The warning, however, did not seem to fully land. The drive to reclaim what was lost was too strong. "I still need to go," Ophis insisted, and this time, she stood up fully and walked towards the large, blue door of the Velvet Room.
Elizabeth did not move to stop her. Forcing a guest to stay was against the very nature of the room. But she understood the immense danger Ophis represented, not to others, but to herself.
A being of such former glory, now cast down and filled with fear and confusion, was a prime candidate to succumb to despair and become a Shadow Self—a powerful, twisted version of herself that Nyarlathotep would undoubtedly exploit.

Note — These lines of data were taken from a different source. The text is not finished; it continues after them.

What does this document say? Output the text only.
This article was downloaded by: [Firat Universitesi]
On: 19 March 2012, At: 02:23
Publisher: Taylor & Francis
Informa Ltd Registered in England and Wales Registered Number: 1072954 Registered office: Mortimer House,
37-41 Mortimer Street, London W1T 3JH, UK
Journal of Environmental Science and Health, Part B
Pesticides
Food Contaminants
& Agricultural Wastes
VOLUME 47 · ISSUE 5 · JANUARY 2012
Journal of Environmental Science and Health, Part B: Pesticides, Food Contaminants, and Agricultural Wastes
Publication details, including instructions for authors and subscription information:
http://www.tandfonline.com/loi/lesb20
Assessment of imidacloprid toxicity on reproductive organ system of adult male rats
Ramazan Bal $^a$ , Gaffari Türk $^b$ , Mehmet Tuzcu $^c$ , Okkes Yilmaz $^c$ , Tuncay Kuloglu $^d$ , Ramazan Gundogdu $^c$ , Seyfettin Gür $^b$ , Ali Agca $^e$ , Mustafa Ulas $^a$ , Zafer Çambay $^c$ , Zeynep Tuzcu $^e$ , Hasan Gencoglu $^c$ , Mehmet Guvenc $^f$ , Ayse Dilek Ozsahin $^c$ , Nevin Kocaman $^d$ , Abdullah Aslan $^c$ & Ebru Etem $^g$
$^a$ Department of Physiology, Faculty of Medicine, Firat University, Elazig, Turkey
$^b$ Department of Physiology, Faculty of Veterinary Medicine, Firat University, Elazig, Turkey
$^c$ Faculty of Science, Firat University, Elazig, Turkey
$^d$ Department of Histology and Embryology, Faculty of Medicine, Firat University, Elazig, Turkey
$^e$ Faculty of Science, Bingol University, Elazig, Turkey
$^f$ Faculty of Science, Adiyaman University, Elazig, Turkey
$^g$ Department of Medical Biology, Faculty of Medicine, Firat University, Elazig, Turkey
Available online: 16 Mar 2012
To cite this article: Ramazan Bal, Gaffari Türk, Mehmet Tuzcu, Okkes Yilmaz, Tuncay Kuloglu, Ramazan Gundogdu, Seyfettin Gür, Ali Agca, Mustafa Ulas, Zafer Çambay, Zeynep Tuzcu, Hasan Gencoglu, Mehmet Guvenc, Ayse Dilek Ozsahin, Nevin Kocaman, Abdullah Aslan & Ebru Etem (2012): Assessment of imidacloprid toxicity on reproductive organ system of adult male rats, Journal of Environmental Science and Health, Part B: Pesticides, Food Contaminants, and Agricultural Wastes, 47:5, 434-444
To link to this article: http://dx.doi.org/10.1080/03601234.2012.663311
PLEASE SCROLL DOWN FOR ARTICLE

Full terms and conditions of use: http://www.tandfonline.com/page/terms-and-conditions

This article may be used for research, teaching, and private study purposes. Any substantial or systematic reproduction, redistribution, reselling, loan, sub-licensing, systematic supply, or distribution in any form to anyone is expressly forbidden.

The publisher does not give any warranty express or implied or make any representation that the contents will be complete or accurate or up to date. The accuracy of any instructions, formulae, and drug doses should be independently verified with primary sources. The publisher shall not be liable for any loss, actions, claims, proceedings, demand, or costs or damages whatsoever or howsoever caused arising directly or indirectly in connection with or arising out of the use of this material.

The moment the door closed behind Ophis, Elizabeth acted. She summoned the Persona Compendium, the ancient tome materializing in her hands in a flutter of blue light. She opened it, her fingers tracing the elegant script.
"Sun incarnate, I humbly ask for your help to keep safe a lost soul," she intoned, her voice resonating with power.
Her call was answered instantly. The air in the Velvet Room grew warm, and a blinding, golden light coalesced in the center of the space. From the light emerged the form of a majestic, golden falcon, its feathers seeming to be made of solid light.
This was the avatar of Horus, the Egyptian god of the sky and kingship. His presence did not speak from the beak of the falcon, but rather, his voice emanated from the very atmosphere around him, deep and resonant, as if the room itself were speaking.
"How may I be useful?" the voice of Horus boomed softly.
"If you could maintain a watchful eye on Ophis, the girl who just left this room, that would be ideal," Elizabeth explained. "Ensure she comes to no great harm. She is vulnerable."
"It shall be done," the voice affirmed.
Without another word, the golden falcon dissolved back into motes of light, which then shot through the walls of the Velvet Room, unseen and unfelt by any but the most attuned, to become the unseen, dutiful guardian of the fallen dragon god.
———
A/N:
I won't be able to upload daily for a while. Sorry for that.